Rising wealth inequality since the late 1970s has been a case of the top of the distribution pulling away from everyone else. Specifically, the rise of the 0.1 percent is the dominant story. In 1979, the top tenth of the top 1 percent held 7 percent of the wealth in the United States. By 2012, the share held increased threefold to 22 percent. (An earlier version of this data was highlighted at Equitable Growth’s annual conference in September.) In fact, almost half of the total increase in wealth from 1986 to 2012 went to the top 0.1 percent of wealth holders. The increase is dramatic and brings wealth inequality to a level around that prevailing in 1929. 
What caused this increasing concentration of wealth? In short, an increase in income inequality coupled with rising savings inequality. As income flowed upward to those at the top, rich individuals increased the rate at which they saved income. Saez and Zucman refer to this phenomenon as the “snowballing effect.” And Piketty does consider the calcification of top incomes into wealth inequality in “Capital in the 21st Century.” 
This effect certainly isn’t the well-known r > g phenomenon. But Saez and Zucman’s research shows that there’s more than one way for wealth inequality to arise.

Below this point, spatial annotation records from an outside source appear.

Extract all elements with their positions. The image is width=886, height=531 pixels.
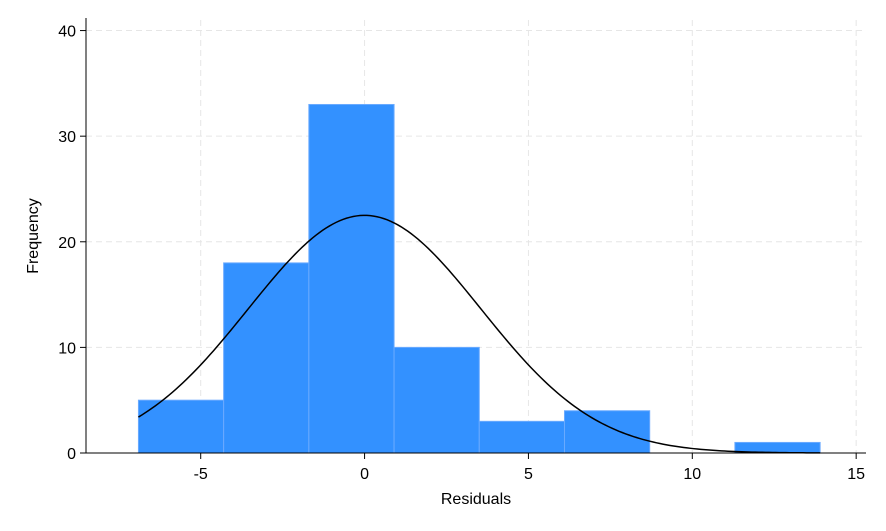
x-tick-label-3: 10 bbox=[683, 466, 701, 483]
x-axis-title: Residuals bbox=[441, 491, 511, 508]
histogram-bar-4 bbox=[478, 420, 565, 454]
histogram-bar-5 bbox=[563, 410, 651, 454]
histogram-bar-1 bbox=[223, 262, 310, 454]
bars-layer bbox=[137, 103, 821, 454]
histogram-bar-3 bbox=[393, 346, 480, 454]
y-tick-label-3: 30 bbox=[58, 129, 76, 146]
axes-layer: 0 10 20 30 40 -5 0 5 10 15 bbox=[58, 18, 866, 483]
x-tick-label-4: 15 bbox=[847, 466, 865, 483]
histogram-bar-0 bbox=[137, 399, 225, 454]
y-tick-label-1: 10 bbox=[58, 340, 76, 357]
x-tick-label-1: 0 bbox=[360, 466, 369, 483]
histogram-bar-2 bbox=[308, 103, 395, 454]
x-tick-label-0: -5 bbox=[194, 466, 208, 483]
curve-layer bbox=[138, 214, 821, 454]
y-tick-label-0: 0 bbox=[67, 446, 76, 463]
y-tick-label-2: 20 bbox=[58, 235, 76, 252]
y-axis-title: Frequency bbox=[25, 198, 42, 274]
x-tick-label-2: 5 bbox=[524, 466, 533, 483]
normal-density-curve bbox=[138, 214, 821, 454]
y-tick-label-4: 40 bbox=[58, 24, 76, 41]
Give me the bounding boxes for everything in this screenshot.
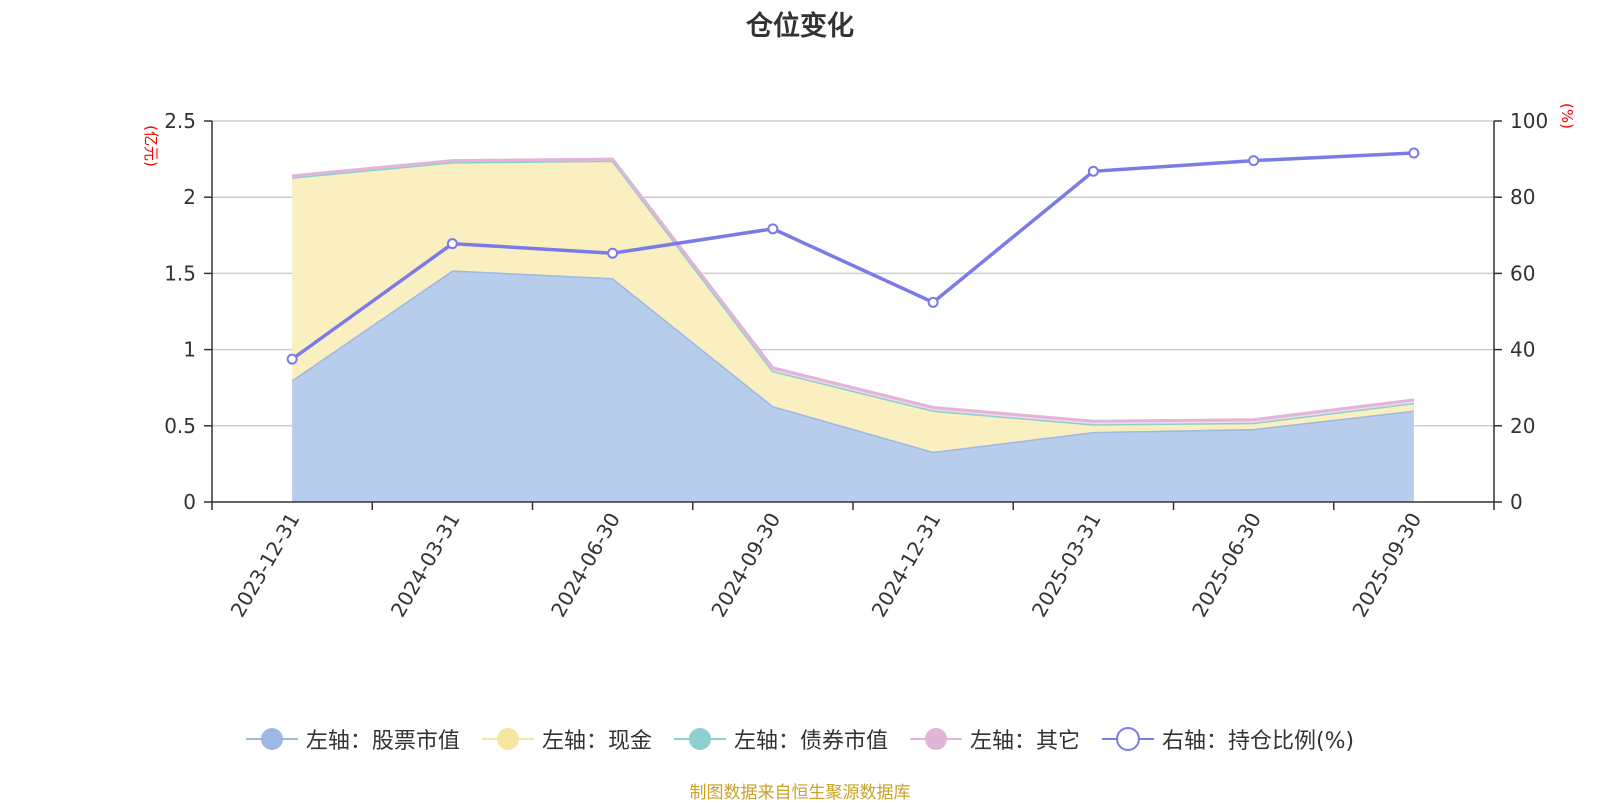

Thursday, October 16, 2014

Bernstein on productivity share and wage growth or lackthereof



Inequality, opportunity, and growth are all really important. So is wage stagnation. by Jared Bernstein

Note: From 1948 to 1979, productivity rose 108.1 percent, and hourly compensation increased 93.4 percent. From 1979 to 2013, productivity rose 64.9 percent, and hourly compensation rose 8.0 percent.

Friday, October 03, 2014

Obama recovery and wages

When Will the Obama Recovery Start Helping Democrats? by John Cassidy
Last month, in a post about the new census figures, I argued that the stagnation in wages is the defining fact about modern American politics. But it’s also a phenomenon that goes back a long way—to the Reagan years and beyond. Between 1969 and 1980, the median household income barely grew at all. (In inflation-adjusted 2013 dollars, it went from $47,124 to $47,668.) After the steadily rising living standards of the postwar decades, this stagnation came as a big shock to Americans, and it helps to explain the political backlash that Reagan rode to power. For the first two years of his Presidency, the economy was in recession and the median household income actually fell. But from then on, it started to grow. Between 1983 and 1988, when his second term ended, it went from $46,425 to $51,514—an increase of about eleven per cent. 
Rising incomes are what really distinguished the Reagan recovery from the Obama recovery, and that, I suspect, is why the two Presidents enjoyed such different political fortunes. (According to Gallup, Reagan’s average approval rating during his second term was 55.3 per cent. That’s about ten points higher than what Obama has averaged so far in his second term.)